Tragedi Timor Leste adalah salah satu kejahatan kemanusiaan terbesar di Asia Tenggara abad ke-20. Pelanggaran HAM di Timor Leste adalah bukti nyata dari wajah kelam Orde Baru di bawah kepemimpinan Soeharto. Dari invasi ilegal, pembunuhan massal, kekerasan seksual, hingga pembantaian Santa Cruz semua menunjukkan pola kekuasaan yang represif, militeristik, dan anti-kemanusiaan.

Soeharto tidak hanya menjadi bagian dari sejarah itu; ia adalah arsitek utamanya. Oleh karena itu, pemberian gelar pahlawan terhadap Soeharto merupakan penghinaan terhadap nilai-nilai kemanusiaan, kebenaran sejarah, perjuangan korban, pengkhianatan terhadap sejarah, moralitas publik, dan prinsip keadilan. Dalam periode 1975–1999, di bawah rezim Soeharto, ratusan ribu nyawa melayang akibat kebijakan militer yang brutal dan penindasan sistematis.

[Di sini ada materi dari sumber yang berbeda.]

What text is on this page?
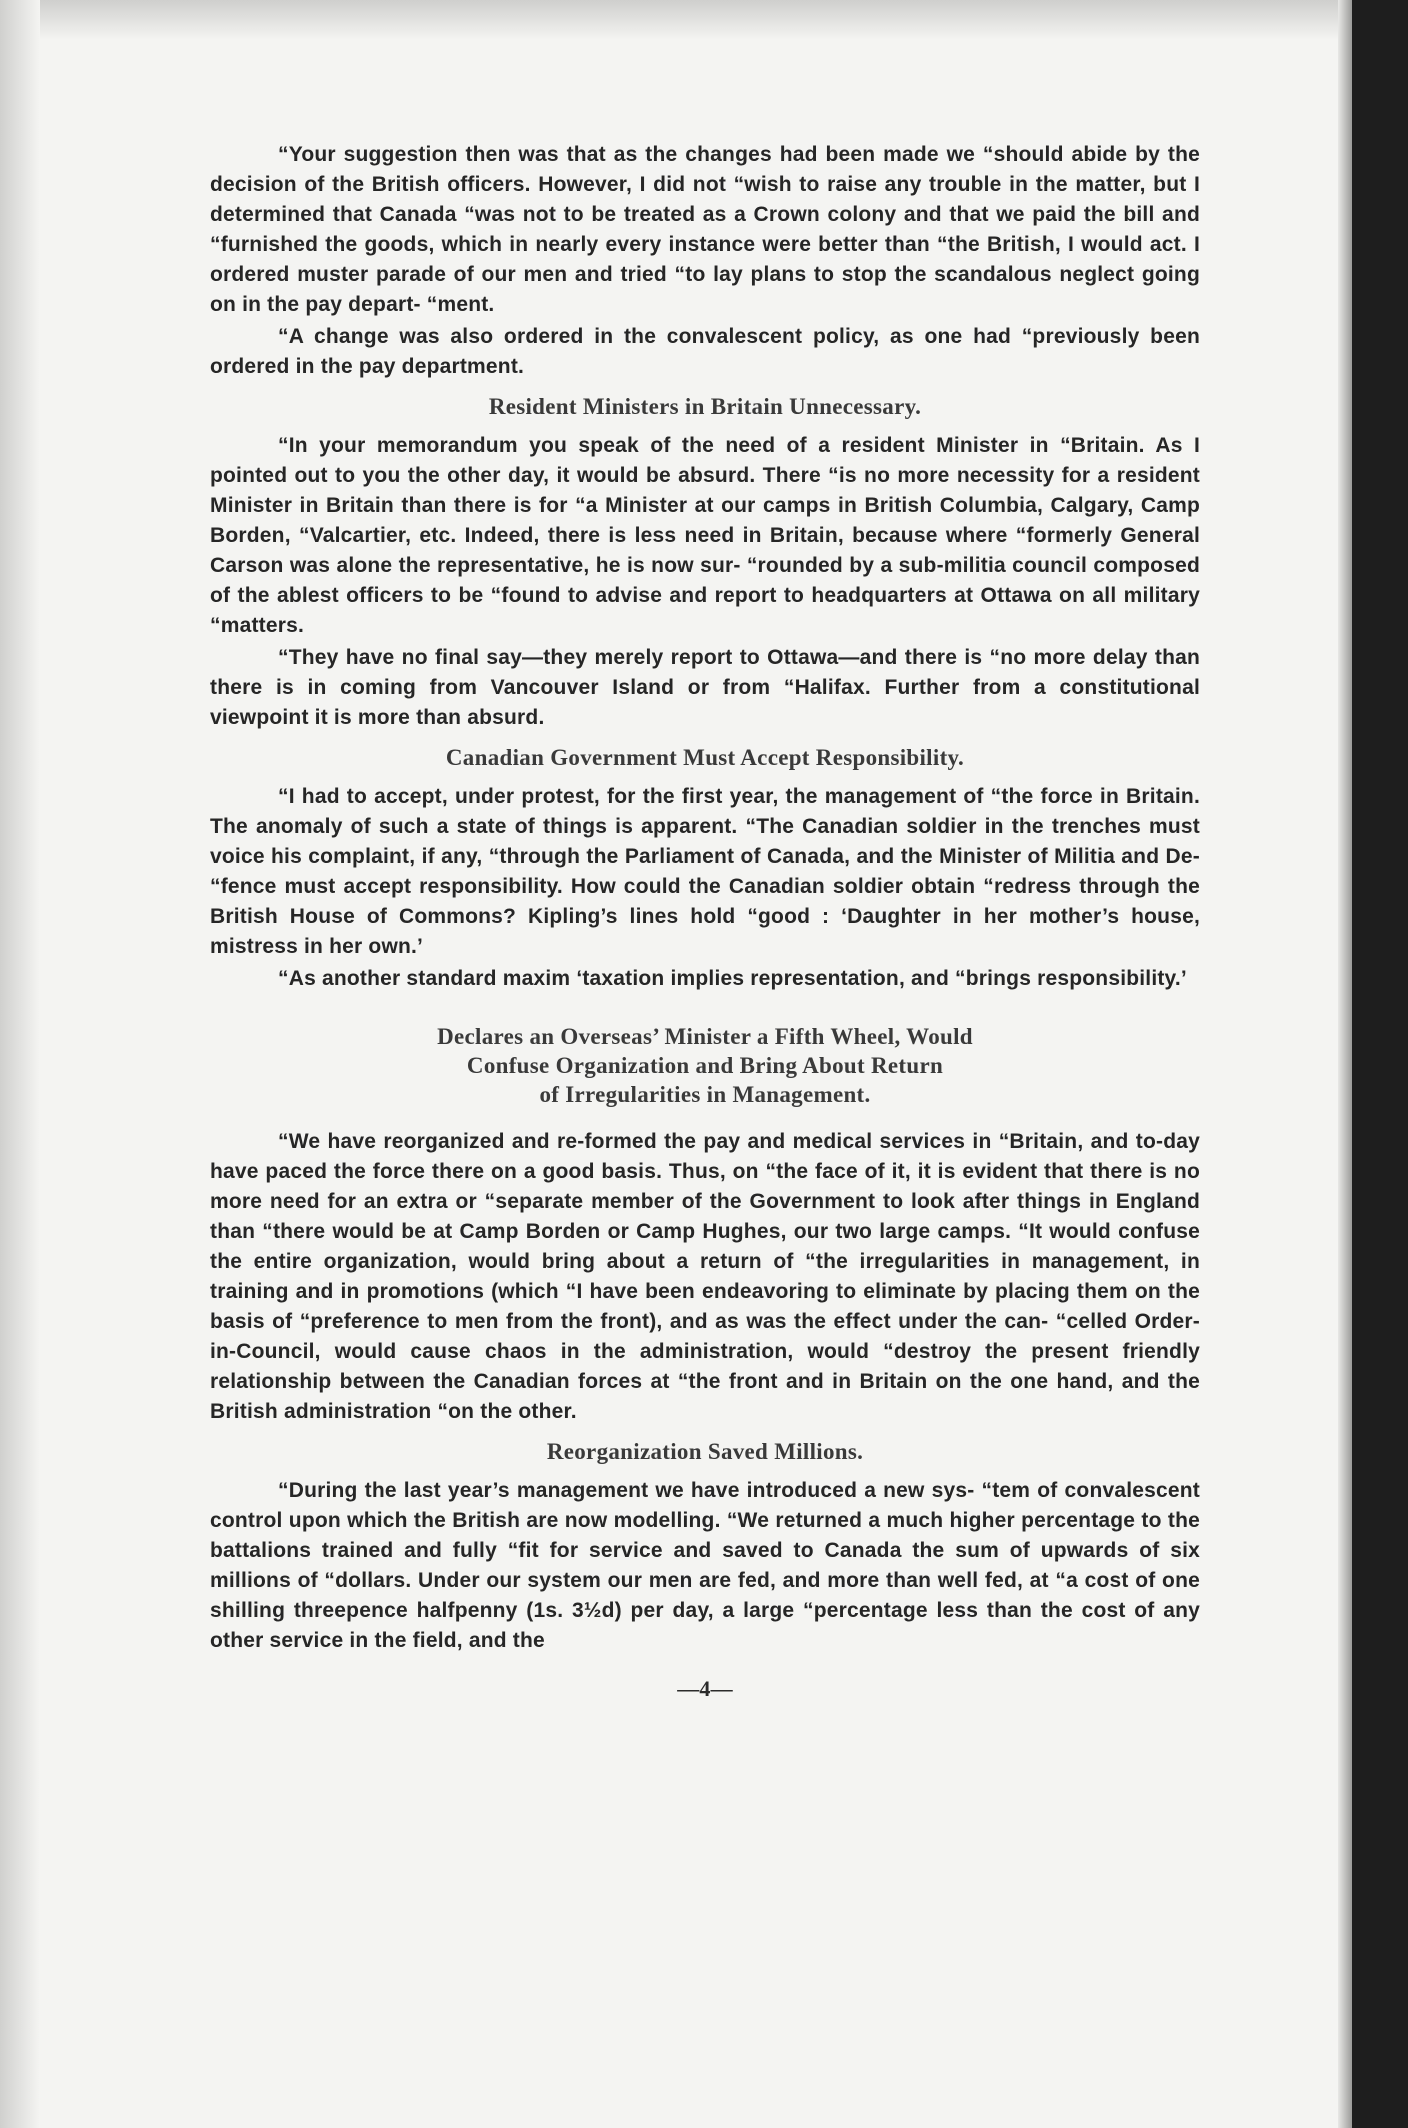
“Your suggestion then was that as the changes had been made we “should abide by the decision of the British officers. However, I did not “wish to raise any trouble in the matter, but I determined that Canada “was not to be treated as a Crown colony and that we paid the bill and “furnished the goods, which in nearly every instance were better than “the British, I would act. I ordered muster parade of our men and tried “to lay plans to stop the scandalous neglect going on in the pay depart- “ment.

“A change was also ordered in the convalescent policy, as one had “previously been ordered in the pay department.

Resident Ministers in Britain Unnecessary.

“In your memorandum you speak of the need of a resident Minister in “Britain. As I pointed out to you the other day, it would be absurd. There “is no more necessity for a resident Minister in Britain than there is for “a Minister at our camps in British Columbia, Calgary, Camp Borden, “Valcartier, etc. Indeed, there is less need in Britain, because where “formerly General Carson was alone the representative, he is now sur- “rounded by a sub-militia council composed of the ablest officers to be “found to advise and report to headquarters at Ottawa on all military “matters.

“They have no final say—they merely report to Ottawa—and there is “no more delay than there is in coming from Vancouver Island or from “Halifax. Further from a constitutional viewpoint it is more than absurd.

Canadian Government Must Accept Responsibility.

“I had to accept, under protest, for the first year, the management of “the force in Britain. The anomaly of such a state of things is apparent. “The Canadian soldier in the trenches must voice his complaint, if any, “through the Parliament of Canada, and the Minister of Militia and De- “fence must accept responsibility. How could the Canadian soldier obtain “redress through the British House of Commons? Kipling’s lines hold “good : ‘Daughter in her mother’s house, mistress in her own.’

“As another standard maxim ‘taxation implies representation, and “brings responsibility.’

Declares an Overseas’ Minister a Fifth Wheel, Would
Confuse Organization and Bring About Return
of Irregularities in Management.

“We have reorganized and re-formed the pay and medical services in “Britain, and to-day have paced the force there on a good basis. Thus, on “the face of it, it is evident that there is no more need for an extra or “separate member of the Government to look after things in England than “there would be at Camp Borden or Camp Hughes, our two large camps. “It would confuse the entire organization, would bring about a return of “the irregularities in management, in training and in promotions (which “I have been endeavoring to eliminate by placing them on the basis of “preference to men from the front), and as was the effect under the can- “celled Order-in-Council, would cause chaos in the administration, would “destroy the present friendly relationship between the Canadian forces at “the front and in Britain on the one hand, and the British administration “on the other.

Reorganization Saved Millions.

“During the last year’s management we have introduced a new sys- “tem of convalescent control upon which the British are now modelling. “We returned a much higher percentage to the battalions trained and fully “fit for service and saved to Canada the sum of upwards of six millions of “dollars. Under our system our men are fed, and more than well fed, at “a cost of one shilling threepence halfpenny (1s. 3½d) per day, a large “percentage less than the cost of any other service in the field, and the

—4—
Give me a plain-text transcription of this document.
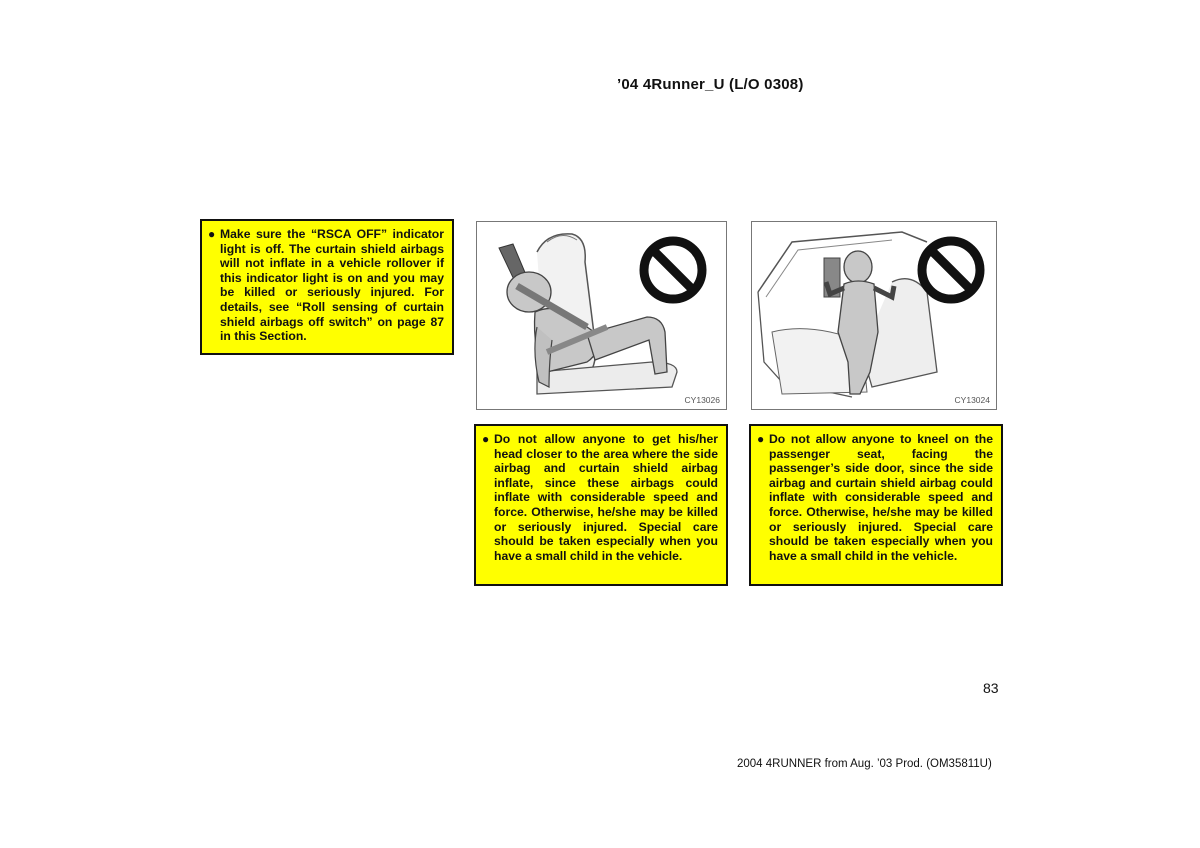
’04 4Runner_U (L/O 0308)
● Make sure the “RSCA OFF” indicator light is off. The curtain shield airbags will not inflate in a vehicle rollover if this indicator light is on and you may be killed or seriously injured. For details, see “Roll sensing of curtain shield airbags off switch” on page 87 in this Section.
CY13026	CY13024
● Do not allow anyone to get his/her head closer to the area where the side airbag and curtain shield airbag inflate, since these airbags could inflate with considerable speed and force. Otherwise, he/she may be killed or seriously injured. Special care should be taken especially when you have a small child in the vehicle.
● Do not allow anyone to kneel on the passenger seat, facing the passenger’s side door, since the side airbag and curtain shield airbag could inflate with considerable speed and force. Otherwise, he/she may be killed or seriously injured. Special care should be taken especially when you have a small child in the vehicle.
83
2004 4RUNNER from Aug. ’03 Prod. (OM35811U)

Bangsa yang menutup mata terhadap kekerasan masa lalunya tidak akan pernah benar-benar merdeka, sebab kemerdekaan sejati lahir dari keberanian menghadapi kebenaran. Tugas generasi hari ini bukan memutihkan sejarah, melainkan menuntut keadilan agar luka bangsa tidak diwariskan kembali. Sebab bangsa yang menghormati pelaku kekerasan tanpa mengakui penderitaan korban akan terus terjebak dalam siklus impunitas. Sejarah bukan sekadar masa lalu, melainkan cermin moral yang menentukan arah dan martabat masa depan bangsa.